Aziraphale smiled weakly.
“It is morning.”
“No, it’s not,” said Crowley, stroking his white-golden curls. “Doesn’t count as morning till you’ve been asleep. And the trick is, if you sleep long enough, everything hurts less.”
He pressed the length of his hand against Aziraphale’s face. Aziraphale swiftly did the same, then buried both hands in Crowley’s overgrown red locks.
“Think about sorting everyone else out when you’re sorted out, right, angel?”
“My love, you’re so good to me—so good at heart—”
“No, I’m not,” said Crowley, the heat rising in his cheeks. “I’m selfish. I’m keeping you.”
Aziraphale’s gaze was cobalt in the low light. Crowley kissed the crest of his brow.
“You want to do more,” he said, “or you want to do things differently, then we’ll see how we can make it happen. In the morning. Which is not now. Morning might be three P.M. at this rate. And besides—”
He began to unbutton Aziraphale’s pajama top, then ran his fingertips through the pale golden hair on his chest. The angel shivered.
“—what’s anyone done for you for Christmas?”
Even now, every time he saw that Crowley wanted him, there was a brief and sudden light of awe in Aziraphale’s eyes, an amazement that such a thing could be for him.
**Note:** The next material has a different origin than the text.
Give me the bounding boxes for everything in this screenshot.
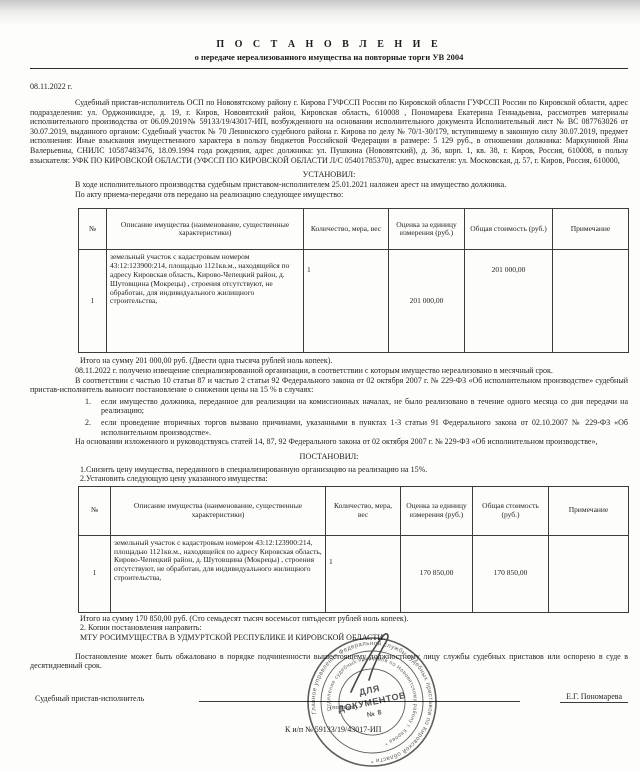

“Oh, you cannot mean it,” he said; but he began to pull apart Crowley’s own buttons. “At this hour? A double entendre? You are unbelievable.”
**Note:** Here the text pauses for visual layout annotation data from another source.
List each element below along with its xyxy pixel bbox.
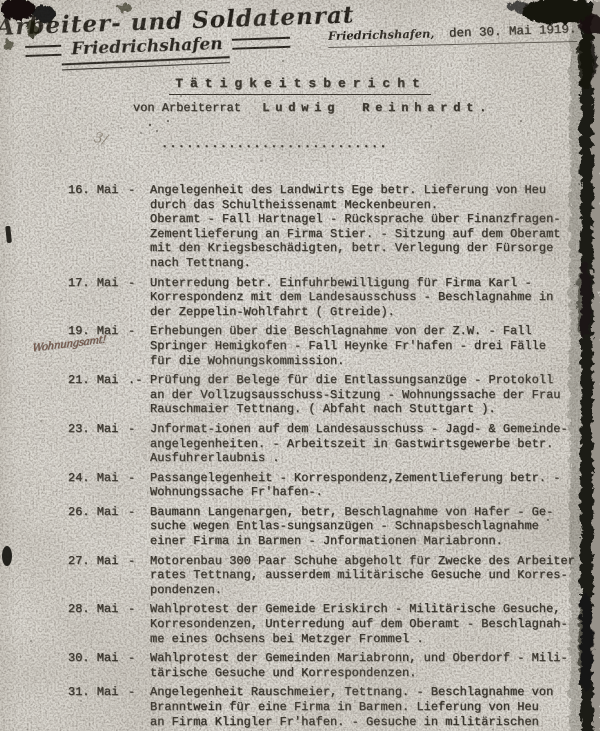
entry-text-line: pondenzen. [150,583,580,598]
entry-text-line: suche wegen Entlas-sungsanzügen - Schnap… [150,519,580,534]
document-text-layer: Arbeiter- und Soldatenrat Friedrichshafe… [0,0,600,731]
entry-text-line: Wahlprotest der Gemeinden Mariabronn, un… [150,651,580,666]
entry-text-line: Angelegenheit des Landwirts Ege betr. Li… [150,183,580,198]
entry-dash: - [128,183,150,271]
entry-dash: - [128,324,150,368]
entry-text: Passangelegenheit - Korrespondenz,Zement… [150,471,580,500]
report-entry: 27. Mai - Motorenbau 300 Paar Schuhe abg… [0,554,600,598]
entry-dash: - [128,685,150,729]
entry-text-line: Ausfuhrerlaubnis . [150,451,580,466]
dateline-date: den 30. Mai 1919. [449,22,577,40]
entry-date: 31. Mai [68,685,128,729]
entry-text-line: Korrespondenz mit dem Landesausschuss - … [150,290,580,305]
entry-text-line: Wahlprotest der Gemeide Eriskirch - Mili… [150,602,580,617]
report-entry: 26. Mai - Baumann Langenargen, betr, Bes… [0,505,600,549]
entry-text-line: Springer Hemigkofen - Fall Heynke Fr'haf… [150,339,580,354]
entry-date: 16. Mai [68,183,128,271]
letterhead: Arbeiter- und Soldatenrat Friedrichshafe… [0,1,356,71]
entry-text: Baumann Langenargen, betr, Beschlagnahme… [150,505,580,549]
byline: von Arbeiterrat Ludwig Reinhardt. [133,101,492,115]
entry-text-line: Baumann Langenargen, betr, Beschlagnahme… [150,505,580,520]
entry-date: 21. Mai [68,373,128,417]
entry-text-line: Angelegenheit Rauschmeier, Tettnang. - B… [150,685,580,700]
entry-text: Wahlprotest der Gemeide Eriskirch - Mili… [150,602,580,646]
title-row: Tätigkeitsbericht [0,74,600,95]
entries: 16. Mai - Angelegenheit des Landwirts Eg… [0,183,600,731]
entry-text-line: Wohnungssache Fr'hafen-. [150,485,580,500]
entry-text-line: an Firma Klingler Fr'hafen. - Gesuche in… [150,715,580,730]
entry-dash: - [128,505,150,549]
entry-text-line: Unterredung betr. Einfuhrbewilligung für… [150,276,580,291]
report-entry: 28. Mai - Wahlprotest der Gemeide Eriski… [0,602,600,646]
entry-text-line: Zementlieferung an Firma Stier. - Sitzun… [150,227,580,242]
scanned-document-page: Arbeiter- und Soldatenrat Friedrichshafe… [0,0,600,731]
entry-text-line: Oberamt - Fall Hartnagel - Rücksprache ü… [150,212,580,227]
entry-text-line: Erhebungen über die Beschlagnahme von de… [150,324,580,339]
dateline-place: Friedrichshafen, [328,26,435,43]
double-rule-left [25,44,61,56]
entry-date: 30. Mai [68,651,128,680]
entry-text-line: Prüfung der Belege für die Entlassungsan… [150,373,580,388]
entry-date: 26. Mai [68,505,128,549]
byline-author-name: Ludwig Reinhardt. [262,101,492,115]
report-entry: 24. Mai - Passangelegenheit - Korrespond… [0,471,600,500]
entry-text-line: mit den Kriegsbeschädigten, betr. Verleg… [150,241,580,256]
document-title: Tätigkeitsbericht [169,76,431,95]
entry-text-line: Branntwein für eine Firma in Barmen. Lie… [150,700,580,715]
entry-text-line: durch das Schultheissenamt Meckenbeuren. [150,198,580,213]
entry-text-line: für die Wohnungskommission. [150,354,580,369]
entry-dash: - [128,471,150,500]
entry-text-line: nach Tettnang. [150,256,580,271]
report-entry: 19. Mai - Erhebungen über die Beschlagna… [0,324,600,368]
byline-prefix: von Arbeiterrat [133,101,241,115]
letterhead-place: Friedrichshafen [71,34,223,59]
entry-text: Motorenbau 300 Paar Schuhe abgeholt für … [150,554,580,598]
entry-text: Unterredung betr. Einfuhrbewilligung für… [150,276,580,320]
entry-text-line: Korresondenzen, Unterredung auf dem Ober… [150,617,580,632]
entry-text-line: Jnformat-ionen auf dem Landesausschuss -… [150,422,580,437]
entry-date: 27. Mai [68,554,128,598]
entry-dash: - [128,422,150,466]
entry-date: 17. Mai [68,276,128,320]
report-entry: 31. Mai - Angelegenheit Rauschmeier, Tet… [0,685,600,729]
report-entry: 17. Mai - Unterredung betr. Einfuhrbewil… [0,276,600,320]
dotted-separator: ........................... [161,137,388,151]
entry-text-line: me eines Ochsens bei Metzger Frommel . [150,632,580,647]
entry-text: Erhebungen über die Beschlagnahme von de… [150,324,580,368]
entry-text-line: Motorenbau 300 Paar Schuhe abgeholt für … [150,554,580,569]
entry-dash: - [128,276,150,320]
entry-text-line: angelegenheiten. - Arbeitszeit in Gastwi… [150,437,580,452]
entry-text-line: der Zeppelin-Wohlfahrt ( Gtreide). [150,305,580,320]
entry-text: Jnformat-ionen auf dem Landesausschuss -… [150,422,580,466]
report-entry: 23. Mai - Jnformat-ionen auf dem Landesa… [0,422,600,466]
report-entry: 16. Mai - Angelegenheit des Landwirts Eg… [0,183,600,271]
report-entry: 21. Mai .- Prüfung der Belege für die En… [0,373,600,417]
entry-text-line: rates Tettnang, ausserdem militärische G… [150,568,580,583]
entry-text: Prüfung der Belege für die Entlassungsan… [150,373,580,417]
entry-dash: .- [128,373,150,417]
entry-text: Angelegenheit Rauschmeier, Tettnang. - B… [150,685,580,729]
entry-date: 28. Mai [68,602,128,646]
entry-text-line: tärische Gesuche und Korrespondenzen. [150,666,580,681]
entry-date: 24. Mai [68,471,128,500]
entry-text: Wahlprotest der Gemeinden Mariabronn, un… [150,651,580,680]
entry-date: 23. Mai [68,422,128,466]
pencil-mark: 3/ [92,130,109,148]
entry-dash: - [128,651,150,680]
report-entry: 30. Mai - Wahlprotest der Gemeinden Mari… [0,651,600,680]
entry-dash: - [128,554,150,598]
entry-text: Angelegenheit des Landwirts Ege betr. Li… [150,183,580,271]
entry-text-line: Rauschmaier Tettnang. ( Abfaht nach Stut… [150,402,580,417]
entry-dash: - [128,602,150,646]
entry-text-line: Passangelegenheit - Korrespondenz,Zement… [150,471,580,486]
double-rule-right [232,36,290,49]
entry-text-line: einer Firma in Barmen - Jnformationen Ma… [150,534,580,549]
dateline: Friedrichshafen, den 30. Mai 1919. [328,21,577,48]
entry-text-line: an der Vollzugsausschuss-Sitzung - Wohnu… [150,388,580,403]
Crowley kissed his mouth hard and quick, then said:
“You have to believe me. You have to know what you are. Not what you were meant to do, you. How else do I show you?”
Tears started in the angel’s eyes. With one finger, he traced the loops of the snake tattoo on Crowley’s temple.
“Terrible man. Wonderful, terrible man. How did I ever go through this without you?”
“Let me take care of you,” Crowley whispered.
“If you’ll have me—”
“Always,” said Crowley, and bit gently into his neck.
——
Beyond, beneath the low haze of clouds blown in from the sea, lay the rest of the town, where, in houses and apartments and cottages, children were one by one squirming awake and slinking downstairs to see what Father Christmas had done. And in these houses and apartments, couples had fallen exhausted to bed, chasing what sleep there was left.
Most of them slept with their backs to each other, pushed apart by the heat of the holiday, the stress of the presents, the ordeal of surreptitious toy assembly. Some couples—these mostly in homes without children—slept closer together, granted a peace that did not come out of simple spent passion but from the steady warmth of a lasting love.
One such couple stayed asleep long after the others had risen, made themselves tea, and dressed for whatever Christmas Day might bring. Outside this couple’s home, a car passed now and again, winding its way to dinner at one grandmother’s house or another.
“They’ve fixed that pothole. Took them long enough,” one driver murmured to his wife as they passed.
“Mmph,” was all the answer he got; but then, it had been a remarkably dull thing to say.
[1] He said this every time he got Aziraphale where he wanted him, alone. At first, Aziraphale thought it was only gentle nonsense; then he remembered what Crowley’s face had looked like when Crowley had lost him. There you are: when he said it, he meant it.